Sanders Supporters Float Trial Balloon to Torpedo Impeachment of Donald Trump

This morning, Peter Daou, famous Twitter personality and recent Bernie Sanders grifter convert, posted this on Twitter:

The argument, on its face, is specious. The idea that Democrats need to hurry up and wrap the public impeachment hearings already when support for removal seems to be at least steady at a majority of the public is more than a little suspect. At least it should be if you aren't a Republican. The polling numbers show that after six weeks of depositions and just two days of public hearing, 70% of Americans believe what Trump did in attempting to bribe and extort a foreign government into conducting fake investigations into American domestic political affairs was wrong, and 57% of Americans believe that Trump should at least be impeached (6% believe he should be impeached but not removed).

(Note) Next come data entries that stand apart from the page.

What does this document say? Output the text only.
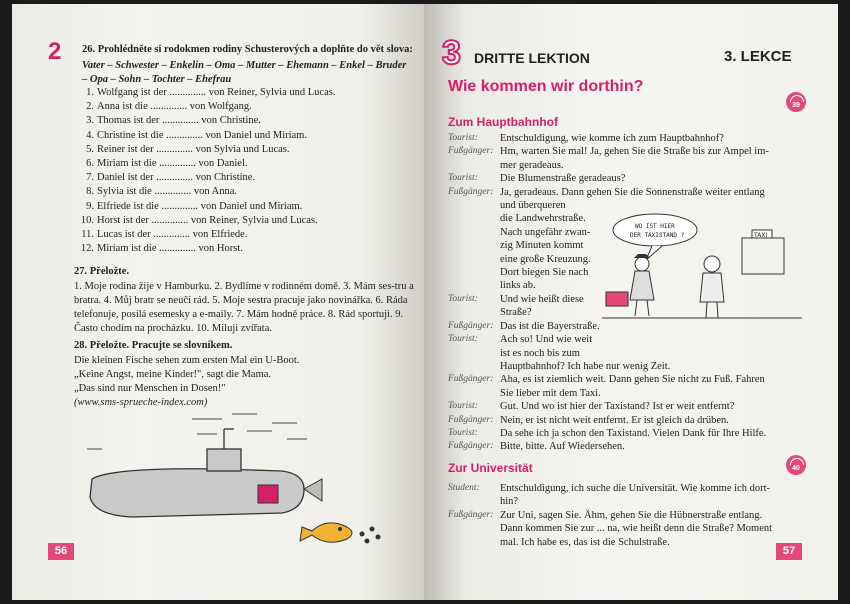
2 26. Prohlédněte si rodokmen rodiny Schusterových a doplňte do vět slova:
Vater – Schwester – Enkelin – Oma – Mutter – Ehemann – Enkel – Bruder – Opa – Sohn – Tochter – Ehefrau
1. Wolfgang ist der .............. von Reiner, Sylvia und Lucas.
2. Anna ist die .............. von Wolfgang.
3. Thomas ist der .............. von Christine.
4. Christine ist die .............. von Daniel und Miriam.
5. Reiner ist der .............. von Sylvia und Lucas.
6. Miriam ist die .............. von Daniel.
7. Daniel ist der .............. von Christine.
8. Sylvia ist die .............. von Anna.
9. Elfriede ist die .............. von Daniel und Miriam.
10. Horst ist der .............. von Reiner, Sylvia und Lucas.
11. Lucas ist der .............. von Elfriede.
12. Miriam ist die .............. von Horst.
27. Přeložte.
1. Moje rodina žije v Hamburku. 2. Bydlíme v rodinném domě. 3. Mám ses-tru a bratra. 4. Můj bratr se neučí rád. 5. Moje sestra pracuje jako novinářka. 6. Ráda telefonuje, posílá esemesky a e-maily. 7. Mám hodně práce. 8. Rád sportuji. 9. Často chodím na procházku. 10. Miluji zvířata.
28. Přeložte. Pracujte se slovníkem.
Die kleinen Fische sehen zum ersten Mal ein U-Boot.
„Keine Angst, meine Kinder!", sagt die Mama.
„Das sind nur Menschen in Dosen!"
(www.sms-sprueche-index.com)
56
3 DRITTE LEKTION	3. LEKCE
Wie kommen wir dorthin?
39
Zum Hauptbahnhof
Tourist:	Entschuldigung, wie komme ich zum Hauptbahnhof?
Fußgänger: Hm, warten Sie mal! Ja, gehen Sie die Straße bis zur Ampel im-
mer geradeaus.
Tourist:	Die Blumenstraße geradeaus?
Fußgänger: Ja, geradeaus. Dann gehen Sie die Sonnenstraße weiter entlang
und überqueren
die Landwehrstraße.
Nach ungefähr zwan-
zig Minuten kommt
eine große Kreuzung.
Dort biegen Sie nach
links ab.
Tourist:	Und wie heißt diese
Straße?
Fußgänger: Das ist die Bayerstraße.
Tourist:	Ach so! Und wie weit
ist es noch bis zum
Hauptbahnhof? Ich habe nur wenig Zeit.
Fußgänger: Aha, es ist ziemlich weit. Dann gehen Sie nicht zu Fuß. Fahren
Sie lieber mit dem Taxi.
Tourist:	Gut. Und wo ist hier der Taxistand? Ist er weit entfernt?
Fußgänger: Nein, er ist nicht weit entfernt. Er ist gleich da drüben.
Tourist:	Da sehe ich ja schon den Taxistand. Vielen Dank für Ihre Hilfe.
Fußgänger: Bitte, bitte. Auf Wiedersehen.
WO IST HIER
DER TAXISTAND ?	TAXI
40
Zur Universität
Student:	Entschuldigung, ich suche die Universität. Wie komme ich dort-
hin?
Fußgänger: Zur Uni, sagen Sie. Ähm, gehen Sie die Hübnerstraße entlang.
Dann kommen Sie zur ... na, wie heißt denn die Straße? Moment
mal. Ich habe es, das ist die Schulstraße.
57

It is rather odd that the Left, after chewing Speaker Pelosi out for the better part of a year for not holding formal impeachment hearings, would be now hurrying to wrap it up. Not moving the needle? Not a plausible excuse. It's obvious that Democrats aren't losing any points, and not just in opinion polls. Democrats crashed through the media narrative that impeachment would hurt Democrats at the ballot box by winning a trifecta in Virginia, flipping the governorship in Kentucky (a Trump +30 state) and retaining the governorship in Louisiana, a state Trump won by 20 points.

So even if one believed that Democrats have yet to meaningfully "move the needle" on public opinion - though I note that support for impeachment has gotten a large boost since earlier in the year - it is obvious that there is no real problems to taking the time to conclude the inquiry properly. What, after all, is the downside?

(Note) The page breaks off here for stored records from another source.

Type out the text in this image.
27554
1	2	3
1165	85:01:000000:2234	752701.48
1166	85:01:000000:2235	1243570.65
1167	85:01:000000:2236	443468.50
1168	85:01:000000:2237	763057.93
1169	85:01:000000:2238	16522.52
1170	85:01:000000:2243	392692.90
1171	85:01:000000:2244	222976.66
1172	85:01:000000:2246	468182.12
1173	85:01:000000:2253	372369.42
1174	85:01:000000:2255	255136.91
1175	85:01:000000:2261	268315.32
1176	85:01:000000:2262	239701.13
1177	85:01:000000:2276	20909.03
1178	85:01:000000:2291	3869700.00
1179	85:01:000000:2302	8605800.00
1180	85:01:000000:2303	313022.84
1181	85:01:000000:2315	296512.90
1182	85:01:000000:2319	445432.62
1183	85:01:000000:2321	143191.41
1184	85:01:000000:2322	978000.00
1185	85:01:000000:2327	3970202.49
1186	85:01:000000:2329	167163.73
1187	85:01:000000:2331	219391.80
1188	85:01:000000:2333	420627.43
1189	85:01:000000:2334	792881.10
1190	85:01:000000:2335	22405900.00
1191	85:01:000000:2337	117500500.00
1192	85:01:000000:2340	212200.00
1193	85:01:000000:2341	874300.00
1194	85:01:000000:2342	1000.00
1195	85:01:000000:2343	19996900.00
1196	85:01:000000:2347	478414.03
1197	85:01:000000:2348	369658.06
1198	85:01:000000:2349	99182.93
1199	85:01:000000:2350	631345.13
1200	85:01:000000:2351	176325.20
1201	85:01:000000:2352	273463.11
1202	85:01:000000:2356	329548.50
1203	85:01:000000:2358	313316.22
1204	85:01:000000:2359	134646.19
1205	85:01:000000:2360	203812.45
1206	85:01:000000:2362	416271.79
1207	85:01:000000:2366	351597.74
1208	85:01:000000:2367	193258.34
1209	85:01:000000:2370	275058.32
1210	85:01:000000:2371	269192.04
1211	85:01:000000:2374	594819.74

The downside, of course, for Bernie Sanders's supporters, is not about whether Democrats as a whole are moving the needle or gaining or losing support. The problem they have is the primary calendar.

If the timeline Speaker Pelosi and House leaders have previewed plays out, articles of impeachment would be passed through the house at the end of the year, meaning that the trial in the Senate would be held in January. This means that Bernie Sanders's day job as a United States Senator would present an impossible choice: he could skip the campaign trail for the duration of the trial immediately before the Iowa caucuses, or he could skip the trial.

Skipping the campaign trail - as is the more likely option - could be devastating moreso for Sanders than for any other Democratic Senator who is running for president for two reasons: First, Sanders's campaign is much more a cult of personality than any other campaign. Despite his claims to build a movement, the campaign itself is built upon seeing Sanders as a savior, not a mere potential president.

Second, Iowa is more crucial to Sanders than to other Democratic Senators, because his strength tends to reside within largely white populations and undemocratic caucus settings. This is also true of Elizabeth Warren, but perhaps to a lesser degree than it is with Sanders. Other senators either do not expect to do well in Iowa or have more strength in later, more diverse states further down the calendar. And if Bernie Sanders falters at building an early aura of viability, his weaker states - the more diverse ones - are more likely to be death-nails than mere storms he can weather.

So what if he just skips the trial? In the Senate, Bernie Sanders is largely a backbencher anyway. Three of Sanders's competitors who are also his Senate colleagues - Kamala Harris, Cory Booker and Amy Klobuchar - are on the Senate Judiciary Committee, the committee expected to lead and set the tone for the trial. Even among them, Harris has been far and away the best prosecutor on the committee, increasing the likelihood that her star will climb during the trial while Bernie is forced to be little more than a seatwarmer.

But Sanders can't really afford to skip the trial. The optics of skipping the most serious duty of a Senator - consider whether to remove a president from office - in order to campaign in Iowa will be disastrous. Sanders can't afford that. So he will be stuck in the Senate without being able to make much news.

And right as that reality is coming into view, his supporters are floating a trial balloon attempting to force House Democrats to hurry up the impeachment already, so Bernie can be free by January. Damn the impeachment inquiry. Damn doing it properly and laying out a record for posterity. Damn making it difficult for Republicans to defend their eventual vote to keep Trump in office. Damn it all. All hat matters is that Bernie not be "distracted" from the campaign.

This is a shameless, crass, cold, and calculated political push. It will not work.